There have been many colourful demonstrations of the strange ways in which computer vision can be hacked to make the algorithm think it’s seeing something that isn’t there. LabSix, an independent student-run AI research group composed of MIT graduates and undergraduates, managed to confuse vision recognition algorithms into thinking that a 3D model of a turtle was in fact a gun. It didn’t matter at what angle you held the turtle – you could even put it in an environment in which you’d expect to see turtles and not guns.
The way they tricked the algorithm was by layering a texture on top of the turtle that to the human eye appeared to be turtle shell and skin but was cleverly built out of images of rifles. The images of the rifle are gradually changed over and over again until a human can’t see the rifle any more. The computer, however, still discerns the information about the rifle even when they are perturbed, and this ranks higher in its attempts to classify the object than the turtle on which it is printed. Algorithms have also been tricked into interpreting an image of a cat as a plate of guacamole, but LabSix’s contribution is that it doesn’t matter at what angle you showed the turtle, the algorithm will always be convinced it is looking at a rifle.
The same team has also shown that an image of a dog that gradually transforms pixel by pixel into two skiers on the slopes will still be classified as a dog even when the dog had completely disappeared from the screen. Their hack was all the more impressive, given that the algorithm being used was a complete black box to the hackers. They didn’t know how the image was being decoded but still managed to fool the algorithm.
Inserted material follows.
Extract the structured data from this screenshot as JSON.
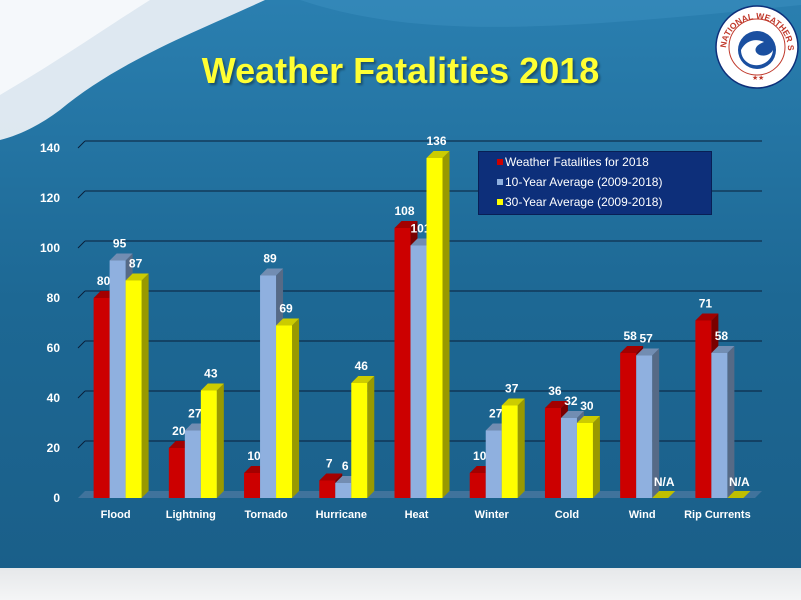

Researchers at Google went one step further and created images that are so interesting to the algorithm that it will ignore whatever else is in the picture, exploiting the fact that algorithms prioritise pixels they regard as important to classifying the image. If an algorithm is trying to recognise a face, it will ignore most of the background pixels: the sky, the grass, the trees, etc. The Google team created psychedelic patches of colour that totally took over and hijacked the algorithm so that while it could generally recognise a picture of a banana, when the psychedelic patch was introduced the banana disappeared from its sight. These patches can be made to register as arbitrary images, like a toaster. Whatever picture the algorithm is shown, once the patch is introduced it will think it is seeing a toaster. It’s a bit like the way a dog can become totally distracted by a ball until everything else disappears from its conscious world and all it can see and think is ‘ball’. Most previous attacks needed to know something about the image it was trying to misclassify, but this new patch had the virtue of working regardless of the image it was seeking to disrupt.